There are worse losses from the pandemic, for sure, but for the avid concertgoer, the cancellation of live concerts has been difficult. This past spring, we had tickets to seven concerts that were never held, including four piano recitals sponsored by the Philadelphia Chamber Music Society (PCMS). So it was a delight to experience, albeit remotely, a live concert on Sunday afternoon, October 4, when PCMS presented a piano recital by Amy Yang. It wasn’t entirely virtual; 25 audience members were in attendance in the auditorium of the American Philosophical Society that afternoon, but the rest of us enjoyed this superb recital via livestream.
This was Yang’s debut with this recital series, but she is no newcomer to the concert stage. Her bio lists numerous chamber music appearances, and she is also on the faculty of the University of Pennsylvania and Haverford College. Here was her program:
Brahms: Drei Intermezzi, Op. 117
Dorman: After Brahms: Three Intermezzos for Piano
Delibes/Dohnányi: Waltz from Coppélia
Sibelius: Valse Triste, Op. 44
Dvořák: Humoresques, Op. 101, No. 7
Schumann: Humoresque, Op. 20
It was clear from the beginning that Yang gave careful thought to planning this program. She interspersed the first six pieces, that is, she followed each Brahms Intermezzo with an Intermezzo from the set entitled After Brahms by the contemporary Israeli-born composer, Avner Dorman. It was an interesting idea, but I’m not sure the relationship between the two sets was apparent from the first pairing. The first Intermezzo in Brahms’ set is autumnal and introspective, while Dorman’s first Intermezzo is a rather stormy and unsettling work. But the next two in Dorman’s set, while written in a more modernistic musical language, of course, are closer in texture and mood to the Brahms works. It’s hard to judge Yang’s performance of the Dorman pieces since this was my first hearing, but her rendition of the Brahms pieces was wonderfully nuanced and expressive.

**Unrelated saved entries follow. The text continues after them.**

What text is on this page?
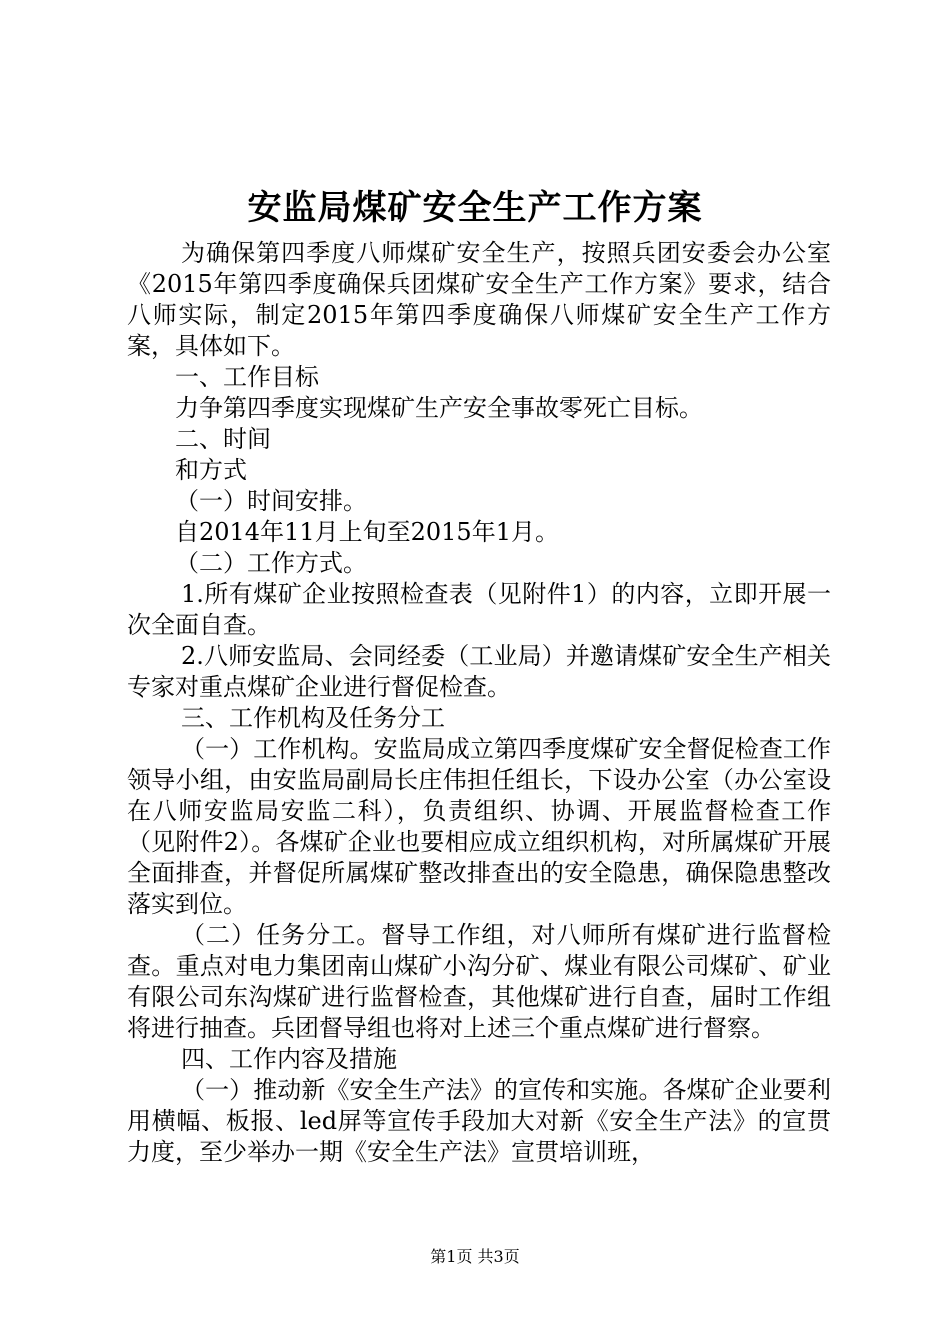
安监局煤矿安全生产工作方案

为确保第四季度八师煤矿安全生产，按照兵团安委会办公室《2015年第四季度确保兵团煤矿安全生产工作方案》要求，结合八师实际，制定2015年第四季度确保八师煤矿安全生产工作方案，具体如下。

一、工作目标

力争第四季度实现煤矿生产安全事故零死亡目标。

二、时间

和方式

（一）时间安排。

自2014年11月上旬至2015年1月。

（二）工作方式。

1.所有煤矿企业按照检查表（见附件1）的内容，立即开展一次全面自查。

2.八师安监局、会同经委（工业局）并邀请煤矿安全生产相关专家对重点煤矿企业进行督促检查。

三、工作机构及任务分工

（一）工作机构。安监局成立第四季度煤矿安全督促检查工作领导小组，由安监局副局长庄伟担任组长，下设办公室（办公室设在八师安监局安监二科），负责组织、协调、开展监督检查工作（见附件2）。各煤矿企业也要相应成立组织机构，对所属煤矿开展全面排查，并督促所属煤矿整改排查出的安全隐患，确保隐患整改落实到位。

（二）任务分工。督导工作组，对八师所有煤矿进行监督检查。重点对电力集团南山煤矿小沟分矿、煤业有限公司煤矿、矿业有限公司东沟煤矿进行监督检查，其他煤矿进行自查，届时工作组将进行抽查。兵团督导组也将对上述三个重点煤矿进行督察。

四、工作内容及措施

（一）推动新《安全生产法》的宣传和实施。各煤矿企业要利用横幅、板报、led屏等宣传手段加大对新《安全生产法》的宣贯力度，至少举办一期《安全生产法》宣贯培训班，

第1页 共3页
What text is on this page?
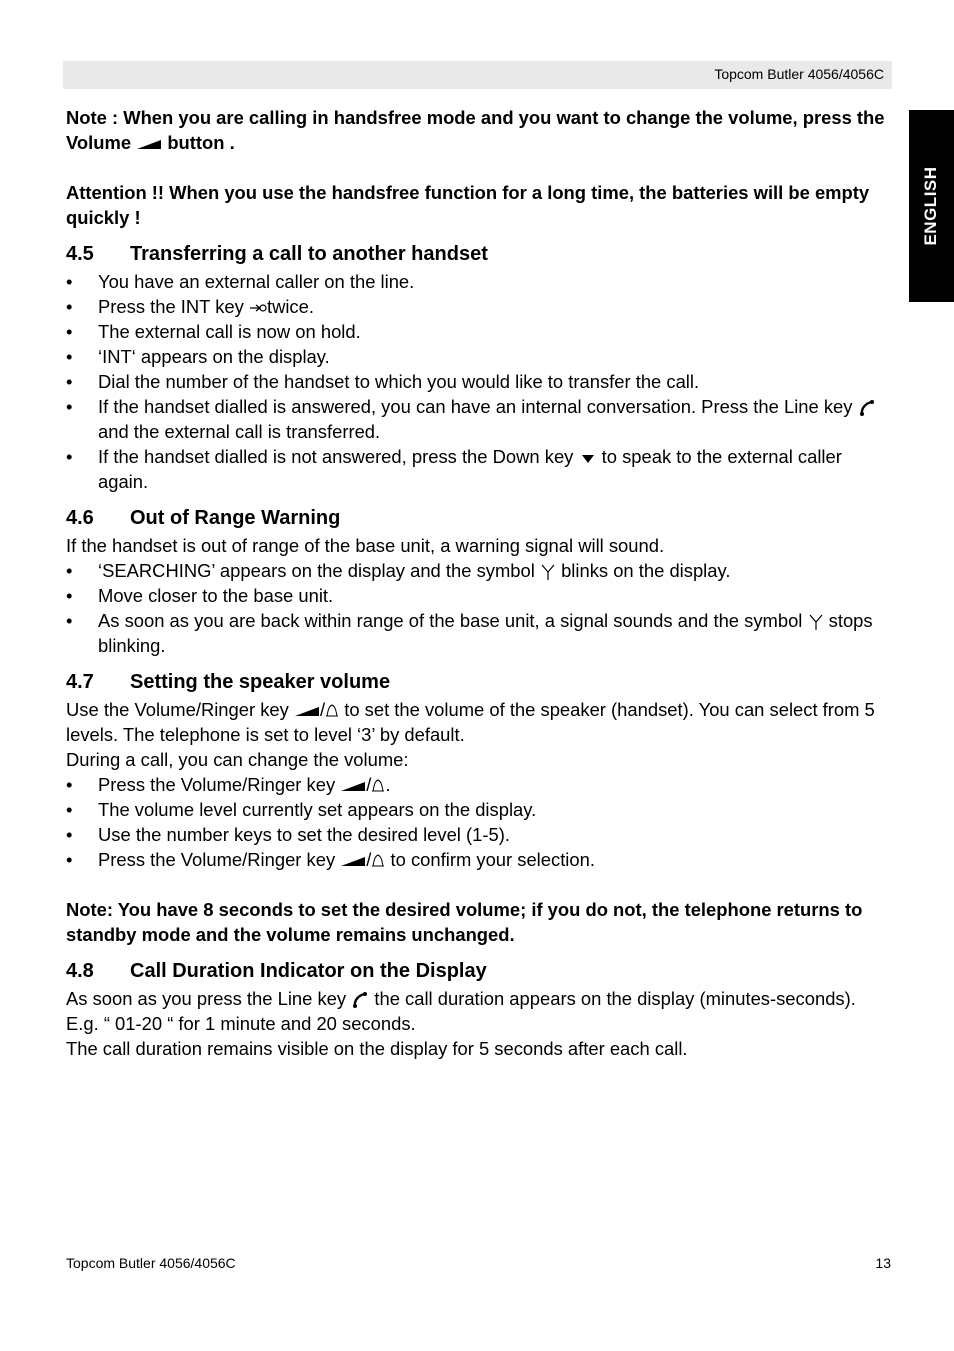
Topcom Butler 4056/4056C
ENGLISH

Note : When you are calling in handsfree mode and you want to change the volume, press the Volume button .

Attention !! When you use the handsfree function for a long time, the batteries will be empty quickly !

4.5 Transferring a call to another handset
• You have an external caller on the line.
• Press the INT key twice.
• The external call is now on hold.
• ‘INT‘ appears on the display.
• Dial the number of the handset to which you would like to transfer the call.
• If the handset dialled is answered, you can have an internal conversation. Press the Line key  and the external call is transferred.
• If the handset dialled is not answered, press the Down key to speak to the external caller again.
4.6 Out of Range Warning

If the handset is out of range of the base unit, a warning signal will sound.

• ‘SEARCHING’ appears on the display and the symbol blinks on the display.
• Move closer to the base unit.
• As soon as you are back within range of the base unit, a signal sounds and the symbol stops blinking.
4.7 Setting the speaker volume

Use the Volume/Ringer key / to set the volume of the speaker (handset). You can select from 5 levels. The telephone is set to level ‘3’ by default.

During a call, you can change the volume:

• Press the Volume/Ringer key / .
• The volume level currently set appears on the display.
• Use the number keys to set the desired level (1-5).
• Press the Volume/Ringer key / to confirm your selection.

Note: You have 8 seconds to set the desired volume; if you do not, the telephone returns to standby mode and the volume remains unchanged.

4.8 Call Duration Indicator on the Display

As soon as you press the Line key the call duration appears on the display (minutes-seconds).

E.g. “ 01-20 “ for 1 minute and 20 seconds.

The call duration remains visible on the display for 5 seconds after each call.

Topcom Butler 4056/4056C	13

Leaving introspection behind, Yang next performed two familiar waltzes. The waltz from Leo Delibes’ ballet Coppelia is familiar and sweet, but offers special appeal in this exuberant transcription by the early 20th Century composer and pianist Erno Dohnanyi. Sibelius’ Valse Triste is a little less extroverted and, despite its title, produces a happy feeling. Yang illuminated both works with her brilliant technique and flair.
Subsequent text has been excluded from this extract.